Dimanche 2 octobre: LA TRAÎTRISE DU PRÉSIDENT
François Njélé a changé de chaussures, de costume et même de bijoux au matin de cette dernière étape. L’arrogant président de la fédé savoure par avance son arrivée triomphale sur les «Champs-Elysées» de Yaoundé, dans le sillage de «son» maillot jaune. Deux des trois équipes camerounaises vont brutalement gâcher son plaisir en refusant de prendre le départ tant que leurs primes ne leur sont pas remises. Sous pression, Njélé lâche du lest et donne sa parole d’honneur que chaque coureur recevra une récompense de 1000 francs suisses sitôt après l’arrivée. Lors de notre départ, deux jours plus tard, les cyclistes, solidaires et déterminés, attendaient toujours leur argent et poursuivaient leur bras de fer.
Côté suisse, pas de quoi faire grève.
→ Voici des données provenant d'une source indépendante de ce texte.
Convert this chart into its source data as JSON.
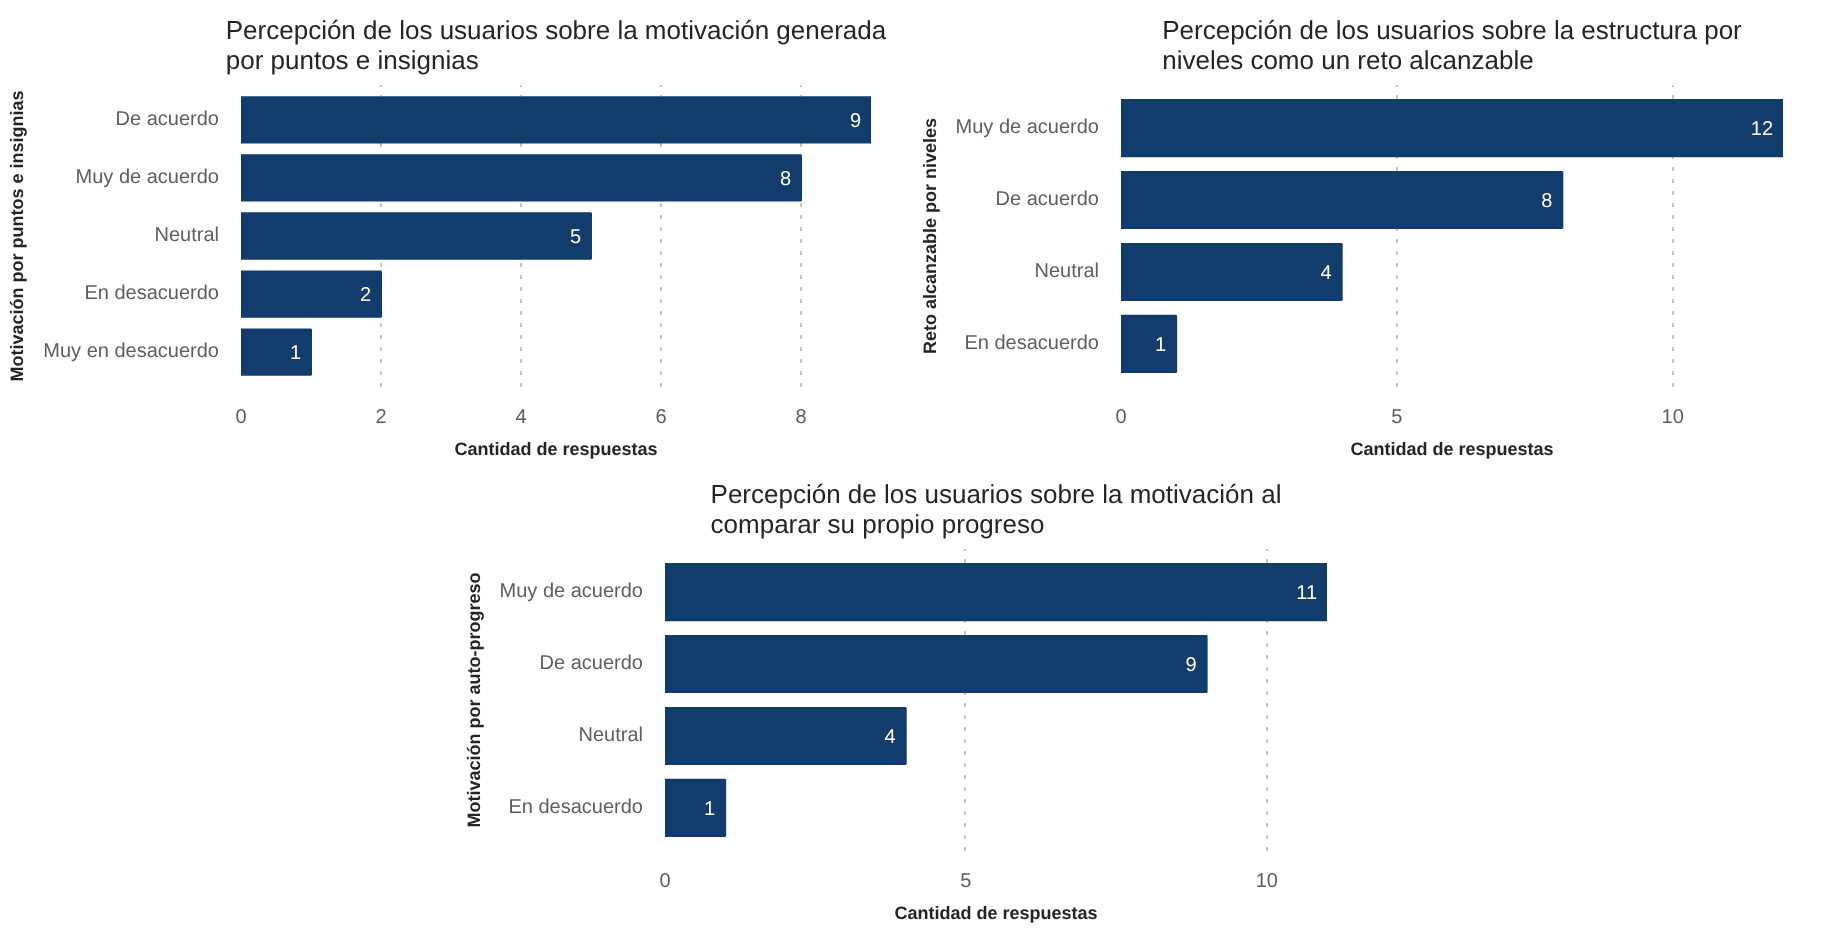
{
  "chart_data": [
    {
      "type": "bar",
      "orientation": "horizontal",
      "title": "Percepción de los usuarios sobre la motivación generada por puntos e insignias",
      "xlabel": "Cantidad de respuestas",
      "ylabel": "Motivación por puntos e insignias",
      "categories": [
        "De acuerdo",
        "Muy de acuerdo",
        "Neutral",
        "En desacuerdo",
        "Muy en desacuerdo"
      ],
      "values": [
        9,
        8,
        5,
        2,
        1
      ],
      "color": "#123c6b",
      "xlim": [
        0,
        9
      ],
      "xticks": [
        0,
        2,
        4,
        6,
        8
      ],
      "grid": "x",
      "data_labels": true
    },
    {
      "type": "bar",
      "orientation": "horizontal",
      "title": "Percepción de los usuarios sobre la estructura por niveles como un reto alcanzable",
      "xlabel": "Cantidad de respuestas",
      "ylabel": "Reto alcanzable por niveles",
      "categories": [
        "Muy de acuerdo",
        "De acuerdo",
        "Neutral",
        "En desacuerdo"
      ],
      "values": [
        12,
        8,
        4,
        1
      ],
      "color": "#123c6b",
      "xlim": [
        0,
        12
      ],
      "xticks": [
        0,
        5,
        10
      ],
      "grid": "x",
      "data_labels": true
    },
    {
      "type": "bar",
      "orientation": "horizontal",
      "title": "Percepción de los usuarios sobre la motivación al comparar su propio progreso",
      "xlabel": "Cantidad de respuestas",
      "ylabel": "Motivación por auto-progreso",
      "categories": [
        "Muy de acuerdo",
        "De acuerdo",
        "Neutral",
        "En desacuerdo"
      ],
      "values": [
        11,
        9,
        4,
        1
      ],
      "color": "#123c6b",
      "xlim": [
        0,
        11
      ],
      "xticks": [
        0,
        5,
        10
      ],
      "grid": "x",
      "data_labels": true
    }
  ]
}
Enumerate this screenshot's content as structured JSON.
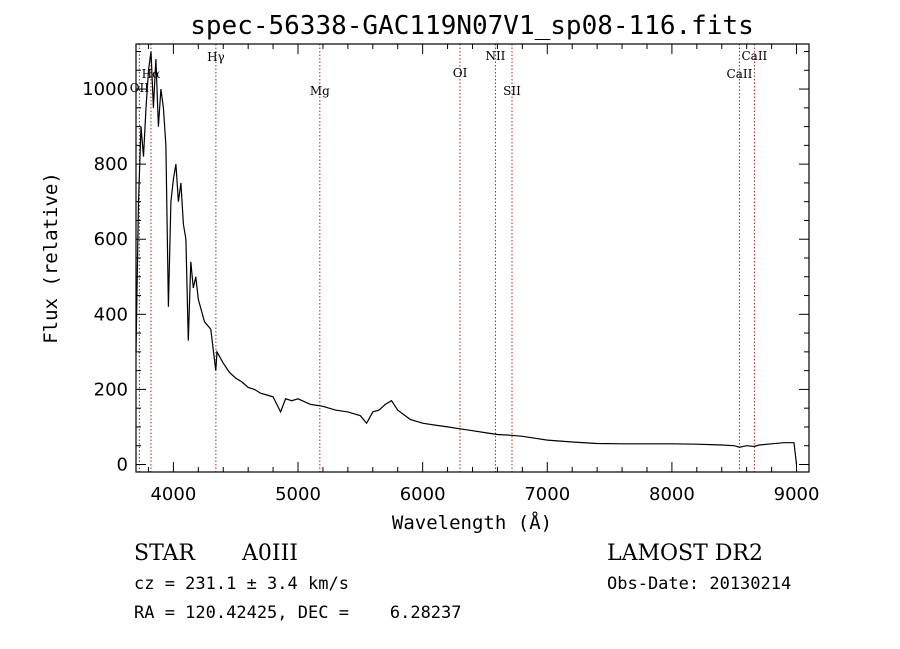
{
  "chart_data": {
    "type": "line",
    "title": "spec-56338-GAC119N07V1_sp08-116.fits",
    "xlabel": "Wavelength (Å)",
    "ylabel": "Flux (relative)",
    "xlim": [
      3700,
      9100
    ],
    "ylim": [
      -20,
      1120
    ],
    "x_ticks": [
      4000,
      5000,
      6000,
      7000,
      8000,
      9000
    ],
    "x_tick_labels": [
      "4000",
      "5000",
      "6000",
      "7000",
      "8000",
      "9000"
    ],
    "y_ticks": [
      0,
      200,
      400,
      600,
      800,
      1000
    ],
    "y_tick_labels": [
      "0",
      "200",
      "400",
      "600",
      "800",
      "1000"
    ],
    "grid": false,
    "spectral_lines": [
      {
        "label": "OII",
        "wavelength": 3727
      },
      {
        "label": "Hα",
        "wavelength": 3820
      },
      {
        "label": "Hγ",
        "wavelength": 4341
      },
      {
        "label": "Mg",
        "wavelength": 5175
      },
      {
        "label": "OI",
        "wavelength": 6300
      },
      {
        "label": "NII",
        "wavelength": 6584
      },
      {
        "label": "SII",
        "wavelength": 6717
      },
      {
        "label": "CaII",
        "wavelength": 8542
      },
      {
        "label": "CaII",
        "wavelength": 8662
      }
    ],
    "series": [
      {
        "x": [
          3700,
          3720,
          3740,
          3760,
          3780,
          3800,
          3820,
          3840,
          3860,
          3880,
          3900,
          3920,
          3940,
          3960,
          3980,
          4000,
          4020,
          4040,
          4060,
          4080,
          4100,
          4120,
          4140,
          4160,
          4180,
          4200,
          4250,
          4300,
          4340,
          4350,
          4400,
          4450,
          4500,
          4550,
          4600,
          4650,
          4700,
          4750,
          4800,
          4860,
          4900,
          4950,
          5000,
          5100,
          5200,
          5300,
          5400,
          5500,
          5550,
          5600,
          5650,
          5700,
          5750,
          5800,
          5900,
          6000,
          6100,
          6200,
          6300,
          6400,
          6500,
          6600,
          6700,
          6800,
          6900,
          7000,
          7200,
          7400,
          7600,
          7800,
          8000,
          8200,
          8400,
          8500,
          8542,
          8600,
          8662,
          8700,
          8800,
          8900,
          8980,
          9000
        ],
        "y": [
          300,
          700,
          900,
          820,
          950,
          1050,
          1100,
          950,
          1080,
          900,
          1000,
          950,
          850,
          420,
          700,
          760,
          800,
          700,
          750,
          640,
          600,
          330,
          540,
          470,
          500,
          440,
          380,
          360,
          250,
          300,
          270,
          245,
          230,
          220,
          205,
          200,
          190,
          185,
          180,
          140,
          175,
          170,
          175,
          160,
          155,
          145,
          140,
          130,
          110,
          140,
          145,
          160,
          170,
          145,
          120,
          110,
          105,
          100,
          95,
          90,
          85,
          80,
          78,
          75,
          70,
          65,
          60,
          56,
          55,
          55,
          55,
          54,
          52,
          50,
          46,
          50,
          48,
          52,
          55,
          58,
          58,
          0
        ]
      }
    ]
  },
  "footer": {
    "object_type": "STAR",
    "subclass": "A0III",
    "survey": "LAMOST DR2",
    "redshift": "cz = 231.1 ± 3.4 km/s",
    "obs_date": "Obs-Date: 20130214",
    "coords": "RA = 120.42425, DEC =    6.28237"
  },
  "colors": {
    "spectrum": "#000000",
    "line_markers": "#b22222",
    "axes": "#000000"
  }
}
Jonathan Fumeaux a remporté la dernière étape, Reichenbach a conservé sa troisième place au général et l’équipe a empoché 2200 francs de primes. Largement de quoi se payer un dernier gueuleton traditionnel comme les étals en proposent le long des routes: à choix, porc-épic, crocodile, zébu, varan, vipère, biche ou chenilles grillées.
Lundi 3 octobre: DEUXIÈME FAUX DÉPART
22 h 45. Avec plus de deux heures et demie de retard, l’avion de la Camair-Co, la compagnie nationale, s’ébranle enfin. Notre correspondance pour Bruxelles à Douala, à trente minutes de là, est en jeu. C’est plus que ristrette. Las, quelques minutes plus tard l’espoir s’envole. Mais pas le Boeing 737, immobilisé sur le tarmac, tous feux éteints. Mort. Une autre course s’engage. Plus pittoresque…
LE 11e GRAND PRIX CHANTAL BIYA EN CHIFFRES
Quoi: course cycliste par étapes de l’UCI* Africa Tour. Porte le nom de l’épouse du président de la république. Où: Yaoundé, capitale politique du Cameroun, et sud du pays
Comment: prologue et trois étapes en ligne (468,5 km).
Combien: 9 équipes de 6 coureurs: France (2), Suisse (1, Meubles Decarte-Loup Sport), Slovaquie (1), Japon (1), Côte d’Ivoire (1), Cameroun (3). Budget: 400 000 francs.
Qui: sélection valaisanne: Bastien Lapaire, Simon Pellaud, Raphaël Addy, Sébastien Reichenbach, Jonathan Fumeaux, Kevin Georges. Directeur sportif: Jean-Jacques Loup.